Bukan Sekedar Sunat Biasa, Ini Wujud Nyata Pengabdian
Dipimpin langsung sama Letkol Marinir Helilintar Setiojoyo Laksono, kegiatan ini jadi bukti kalau peran TNI nggak cuma jaga keamanan doang. Dalam pernyataannya, beliau bilang ini adalah bentuk pengabdian konkret buat masyarakat di daerah yang akses kesehatannya terbatas. Puluhan anak-anak datang didampingin orang tuanya dengan antusias, karena kesempatan kayak gini jarang banget mereka dapetin. Bayangin aja, di tengah keterbatasan fasilitas kesehatan, kehadiran tim Marinir dengan program gratisnya ini kayak angin segar.
Ini nggak sekadar prosedur medis biasa. Proses khitanan dilakukan dengan standar kesehatan yang baik, dan yang paling penting, tanpa biaya sepeser pun buat keluarga. Bagi banyak orang tua di Deiyai, biaya untuk sunat anak bisa setara dengan kebutuhan pokok keluarga selama berminggu-minggu. Dengan dihapusnya beban finansial itu, mereka bisa fokus pada hal lain yang juga penting untuk tumbuh kembang anak.
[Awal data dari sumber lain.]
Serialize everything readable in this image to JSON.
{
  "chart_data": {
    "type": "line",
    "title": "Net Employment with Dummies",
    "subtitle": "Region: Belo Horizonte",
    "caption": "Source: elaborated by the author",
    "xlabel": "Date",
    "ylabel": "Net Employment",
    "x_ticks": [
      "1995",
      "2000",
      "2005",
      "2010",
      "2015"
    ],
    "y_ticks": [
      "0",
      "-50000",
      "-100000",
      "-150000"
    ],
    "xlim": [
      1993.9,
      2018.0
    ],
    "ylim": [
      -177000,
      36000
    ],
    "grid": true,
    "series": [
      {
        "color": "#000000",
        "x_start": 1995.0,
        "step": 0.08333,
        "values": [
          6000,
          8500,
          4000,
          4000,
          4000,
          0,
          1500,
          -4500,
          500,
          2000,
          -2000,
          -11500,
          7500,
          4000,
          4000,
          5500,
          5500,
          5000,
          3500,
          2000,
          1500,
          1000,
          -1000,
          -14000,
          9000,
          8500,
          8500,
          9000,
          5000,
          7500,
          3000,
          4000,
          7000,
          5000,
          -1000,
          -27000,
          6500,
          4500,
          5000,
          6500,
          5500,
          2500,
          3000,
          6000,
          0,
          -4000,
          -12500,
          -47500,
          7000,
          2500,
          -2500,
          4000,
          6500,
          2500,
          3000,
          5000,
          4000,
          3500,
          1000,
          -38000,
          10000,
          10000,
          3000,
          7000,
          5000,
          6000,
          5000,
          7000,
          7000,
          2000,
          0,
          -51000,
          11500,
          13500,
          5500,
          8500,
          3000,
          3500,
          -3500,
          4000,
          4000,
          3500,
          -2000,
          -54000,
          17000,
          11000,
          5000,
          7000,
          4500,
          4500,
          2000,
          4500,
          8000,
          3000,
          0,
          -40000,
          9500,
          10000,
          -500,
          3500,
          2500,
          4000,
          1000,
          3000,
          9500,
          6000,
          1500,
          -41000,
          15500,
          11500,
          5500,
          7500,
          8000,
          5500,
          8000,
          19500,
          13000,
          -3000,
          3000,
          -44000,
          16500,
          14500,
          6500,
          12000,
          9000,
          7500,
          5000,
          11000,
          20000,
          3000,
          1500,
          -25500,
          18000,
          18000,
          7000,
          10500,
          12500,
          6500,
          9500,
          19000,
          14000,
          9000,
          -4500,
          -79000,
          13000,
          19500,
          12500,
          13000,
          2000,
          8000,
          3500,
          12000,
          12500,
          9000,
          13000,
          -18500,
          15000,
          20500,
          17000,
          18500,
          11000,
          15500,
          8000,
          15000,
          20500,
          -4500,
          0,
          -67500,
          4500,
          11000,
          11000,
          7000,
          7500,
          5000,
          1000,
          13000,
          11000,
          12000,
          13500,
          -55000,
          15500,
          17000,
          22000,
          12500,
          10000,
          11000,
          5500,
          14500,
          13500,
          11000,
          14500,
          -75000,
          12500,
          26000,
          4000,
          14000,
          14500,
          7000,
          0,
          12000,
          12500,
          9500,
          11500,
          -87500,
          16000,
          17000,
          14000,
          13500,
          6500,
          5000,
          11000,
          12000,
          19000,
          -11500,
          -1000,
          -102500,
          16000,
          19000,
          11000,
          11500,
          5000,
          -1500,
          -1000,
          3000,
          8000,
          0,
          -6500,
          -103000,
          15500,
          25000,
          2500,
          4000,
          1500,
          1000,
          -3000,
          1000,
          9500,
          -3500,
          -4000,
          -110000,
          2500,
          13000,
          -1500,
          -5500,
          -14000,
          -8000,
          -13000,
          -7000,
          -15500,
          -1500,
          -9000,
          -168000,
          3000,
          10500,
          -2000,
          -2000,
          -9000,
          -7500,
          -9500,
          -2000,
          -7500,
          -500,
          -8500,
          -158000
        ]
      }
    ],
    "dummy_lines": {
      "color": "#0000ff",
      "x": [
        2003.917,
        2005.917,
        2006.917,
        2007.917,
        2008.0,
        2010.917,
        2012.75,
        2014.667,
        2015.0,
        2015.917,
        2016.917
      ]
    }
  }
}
Dampaknya Nggak Cuma di Kulit, Tapi Sampai ke Hati
Dampak dari bakti sosial model begini jauh lebih dalam dari yang kita kira. Pertama, tentu saja dari sisi kesehatan anak-anak itu sendiri. Khitan punya manfaat medis yang jelas. Kedua, dan mungkin yang lebih penting, adalah dampak sosial dan psikologisnya. Kegiatan ini mempererat hubungan antara prajurit dan warga. Citra TNI nggak lagi cuma 'orang bersenjata', tapi jadi 'teman yang peduli' yang hadir di saat dibutuhkan.
Buat anak-anak Papua di Waghete, pengalaman ini bakal jadi memori yang berbeda. Mereka nggak cuma bertemu tentara dalam konteks formal atau keamanan, tapi dalam suasana kepedulian dan layanan. Ini membangun persepsi positif sejak dini dan menumbuhkan rasa aman serta percaya. Bagi orang tua, bantuan seperti ini adalah bentuk perhatian negara yang mereka rasakan langsung, sesuatu yang kadang lebih berharga dari bantuan materi lainnya.
Pada akhirnya, khitanan gratis oleh Satgas Marinir ini adalah reminder sederhana: kebaikan seringkali datang dari hal-hal paling mendasar. Di tengah hiruk-pikuk berita yang berat, kisah kolaborasi untuk membantu kebutuhan dasar kesehatan masyarakat ini seperti oase. Ia menunjukkan bahwa membangun negeri bisa dimulai dari memastikan anak-anaknya sehat dan keluarga-keluarganya terbebas dari kecemasan ekonomi untuk hal-hal yang seharusnya bisa diakses semua orang.